The Chemainus Rotary Club is gearing up for World Polio Day on Oct. 24 by planting crocus bulbs at the Rotary sign on Chemainus Road. As part of Rotary’s End Polio Now campaign, members of the local Rotary chapter are doing their part to raise awareness and funds.
Rotary’s polio eradication efforts began in 1979 when volunteers administered drops of oral polio vaccine to children. Since then, members have contributed more than $2.1 billion and countless volunteer hours to protect nearly three billion children in 122 countries from the paralyzing disease.
While some people may think that polio has already been eradicated, these volunteers know that's not the case. Polio remains endemic in Afghanistan and Pakistan and has made a devastating reappearance in Palestine.
"Unfortunately, polio has raised its ugly little head in Gaza," says Chemainus Rotary member Terry Jacques.
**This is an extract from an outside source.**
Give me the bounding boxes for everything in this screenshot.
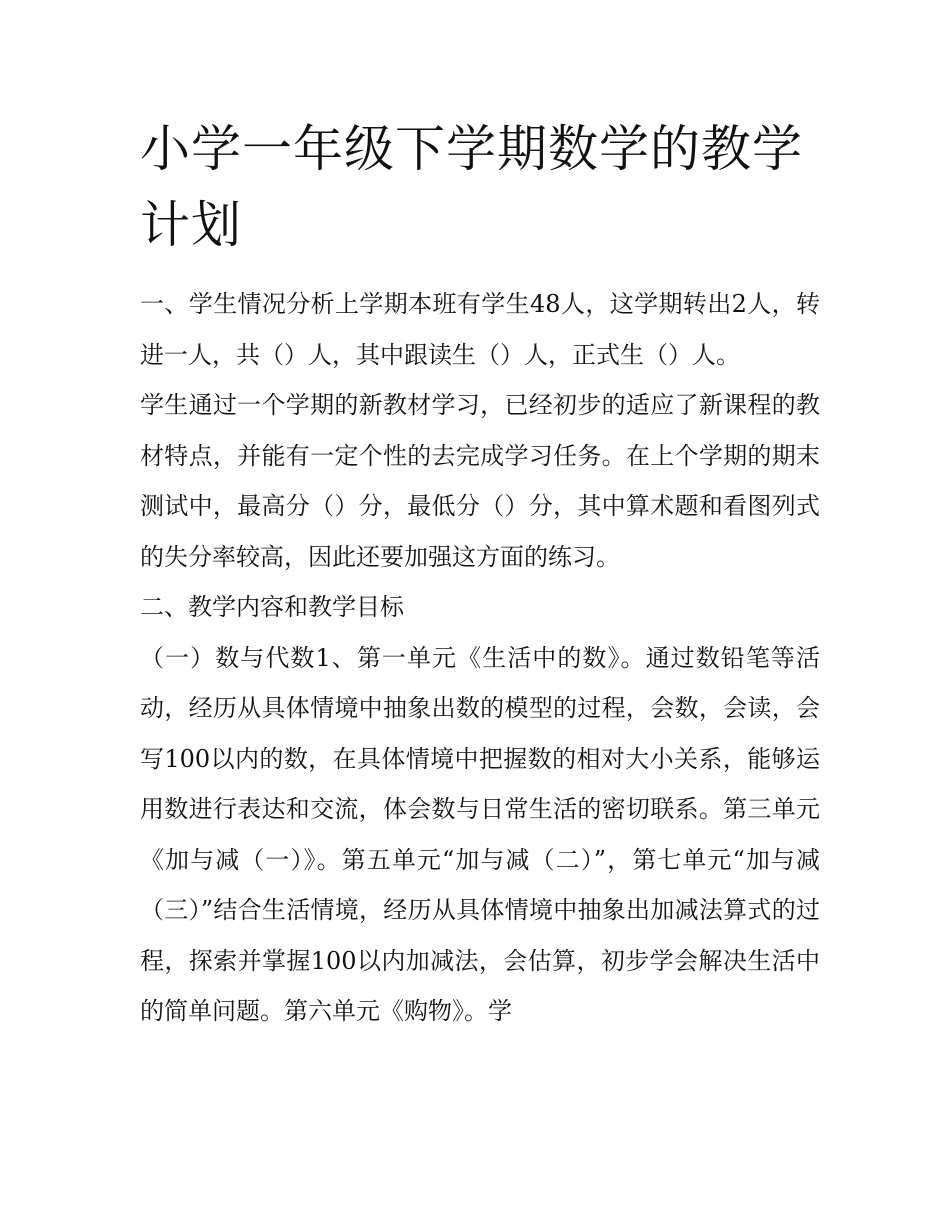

The Associated Press reported in August of this year that a 10-month-old unvaccinated boy in Gaza is the first case of polio in the war-torn Palestinian territory in more than 25 years. Hundreds of thousands of children missed vaccinations due to the Israel-Hamas conflict.
Rotary members say it’s crucial to continue working to end the disease in those areas and to keep other territories polio-free. The Rotary International website states that, “If all eradication efforts stopped today, within 10 years, polio could paralyze as many as 200,000 children each year.”
The campaign is personal for many of the Chemainus volunteers who remember being some of the first in Canada vaccinated for polio as children.
“Every one of us does remember,” says Rotary volunteer Art Carlyle who still has visions of "rooms full of iron lungs".
“People who got polio had to be on ventilators for the rest of their lives. They needed the iron lung to breathe,” he explained.
Thanks to the development of a polio vaccine in 1955, ensuring people like Carlisle didn’t contract polio as children was very simple.
“They put the drops on a sugar cube, I ate the sugar cube, I was done and it was a miracle,” he said.
“It was an inoculation in my left arm,” remembered Jacques. “We were just at school. Nobody asked any questions. Nobody signed anything. We just lined up and got inoculated. Now we’re here, living and breathing to show you that we don't have polio.”
Jacques emphasizes that polio is not a disease of the past, pointing out that the last surviving iron lung patient died only this year. Paul Richard Alexander contracted polio in 1952 at the age of six. Despite being a paralytic polio survivor, Alexander lived until March 11, 2024.
Chemainus residents can look for the crocuses Rotary is planting to beautify the community and act as an important reminder of the work still to be done. The purple crocus is a symbol of Rotary’s worldwide campaign to eradicate polio. Its colour represents the purple dye used to mark the finger of a child to indicate they have received the lifesaving oral polio vaccine. Rotary clubs around the globe plant millions of purple crocuses each year to raise awareness of efforts to end polio.
Community members can help end polio for good by supporting Rotary’s End Polio Now campaign and donations can be made via the organization’s website.